In his letter, David Long of Housatonic writes: "This is not a time for the opposition to gloat, or the pro side to be discouraged. Yes one opportunity has been rejected. But now we have a new opportunity to do something even better."

To The Editor:

Last night’s vote [November 4] clearly demonstrates that the [Berkshire Hills Regional School] district needs to think differently about the school building and find ways to accommodate what residents have been demanding all along. There are four clear demands that the plan did not address and must be confronted. They are:

  1. A clear vision of what a “21st century education” really means and how the building will relate to that vision for the next 25 years. A vision is not a laundry list of features; it is an organizing idea that defines the value of each option and thus aids in decision making.
  2. Use local contractors where possible. It has been clearly demonstrated that this is possible if there is a will to do it. Dismissal of this issue is second only to cost in the list of reasons the plan did not pass. This is a community project — the community should get some economic benefit from it.
  3. Lower operating costs. Investments are less painful when offset by savings. Hydronic solar or photovoltaic assisted heat pumps provide real savings in a short time frame. There are probably numerous other opportunities to make the building more thrifty.
  4. Lower total cost. Voters are clearly overwhelmed by rising costs of all kinds — property taxes in Great Barrington have become a lightning rod for people’s frustrations. Part of this issue is about pricetag, the other part is about financing. A thriftier plan combined with a diversification of funding sources could help alleviate a good deal of this frustration. Clear and compelling educational goals should help in finding alternative funding mechanisms.
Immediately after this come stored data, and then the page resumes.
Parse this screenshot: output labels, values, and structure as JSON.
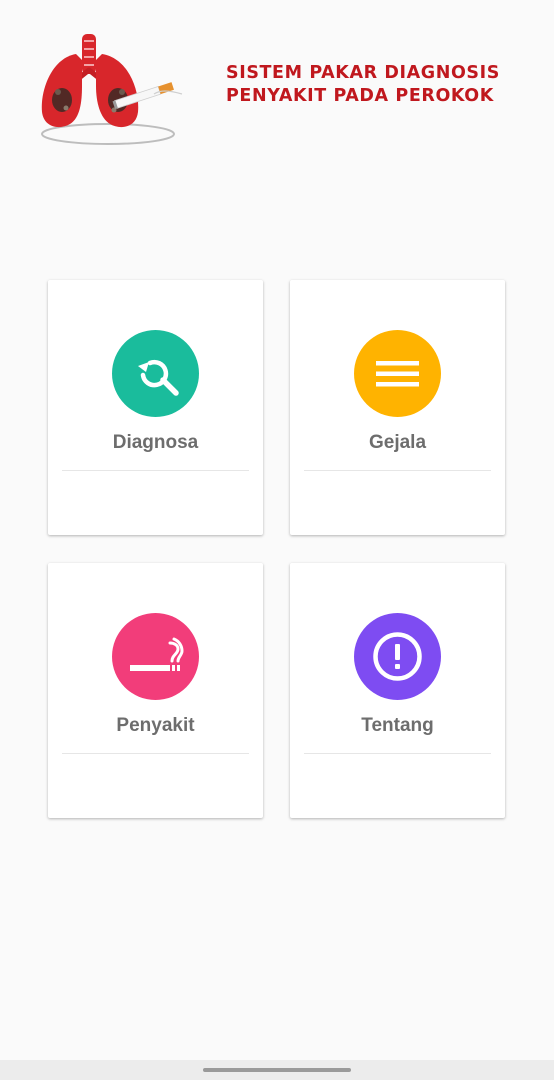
{
  "header": {
    "title_line1": "SISTEM PAKAR DIAGNOSIS",
    "title_line2": "PENYAKIT PADA PEROKOK",
    "title_color": "#c0181e",
    "logo_icon": "lungs-cigarette-icon"
  },
  "menu": [
    {
      "label": "Diagnosa",
      "icon": "search-refresh-icon",
      "color": "#1abc9c"
    },
    {
      "label": "Gejala",
      "icon": "list-icon",
      "color": "#ffb300"
    },
    {
      "label": "Penyakit",
      "icon": "smoking-icon",
      "color": "#f23d7a"
    },
    {
      "label": "Tentang",
      "icon": "info-alert-icon",
      "color": "#7e4cf2"
    }
  ]
}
Personally I would add that a plan going forward should include a strategy for insuring an adequate school budget for the foreseeable future. The biggest failure would be to renovate the school and then not have the money to use it to its potential.

I would also add that Great Barrington needs to find ways to insulate the groups that take the brunt of tax increases — namely seniors on fixed incomes, lower income homeowners, farmers, and especially renters — from the regressive nature of property taxes. I know Michael Wise has been working on this. My guess is that there may be multiple strategies to easing the pressure on these folks.
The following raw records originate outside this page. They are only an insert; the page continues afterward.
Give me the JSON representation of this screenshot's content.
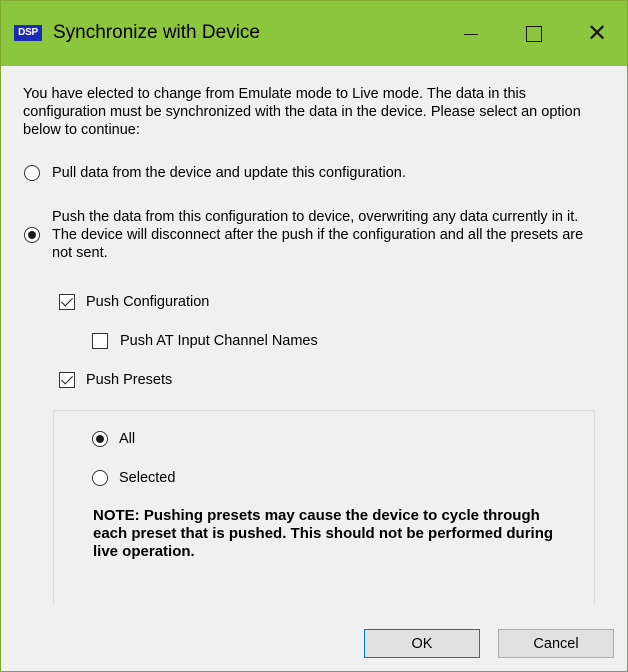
{
  "window": {
    "app_icon_text": "DSP",
    "title": "Synchronize with Device",
    "close_glyph": "✕"
  },
  "intro_text": "You have elected to change from Emulate mode to Live mode.  The data in this configuration must be synchronized with the data in the device.  Please select an option below to continue:",
  "options": {
    "pull_label": "Pull data from the device and update this configuration.",
    "pull_checked": false,
    "push_label": "Push the data from this configuration to device, overwriting any data currently in it.  The device will disconnect after the push if the configuration and all the presets are not sent.",
    "push_checked": true
  },
  "push_options": {
    "push_configuration_label": "Push Configuration",
    "push_configuration_checked": true,
    "push_at_input_label": "Push AT Input Channel Names",
    "push_at_input_checked": false,
    "push_presets_label": "Push Presets",
    "push_presets_checked": true
  },
  "presets": {
    "all_label": "All",
    "all_checked": true,
    "selected_label": "Selected",
    "selected_checked": false,
    "note": "NOTE: Pushing presets may cause the device to cycle through each preset that is pushed.  This should not be performed during live operation."
  },
  "buttons": {
    "ok_label": "OK",
    "cancel_label": "Cancel"
  },
  "colors": {
    "titlebar": "#8cc63f",
    "app_icon": "#1b2bb3",
    "default_button_border": "#0078d7"
  }
}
My informal polling indicates that about a third of the opposition are “Tea Party types” that will not vote to raise taxes under any circumstance. But that leaves a large constituency that could be moved to support a renovation of the school. I would argue that if the district could clearly demonstrate that it has tackled any three of the above demands, a great deal of the opposition would evaporate.

This is not a time for the opposition to gloat, or the pro side to be discouraged. Yes one opportunity has been rejected. But now we have a new opportunity to do something even better. I hope that we can continue this open dialogue in a constructive manner so that we can realize the potential to do something really outstanding for our kids in a responsible and cost effective way.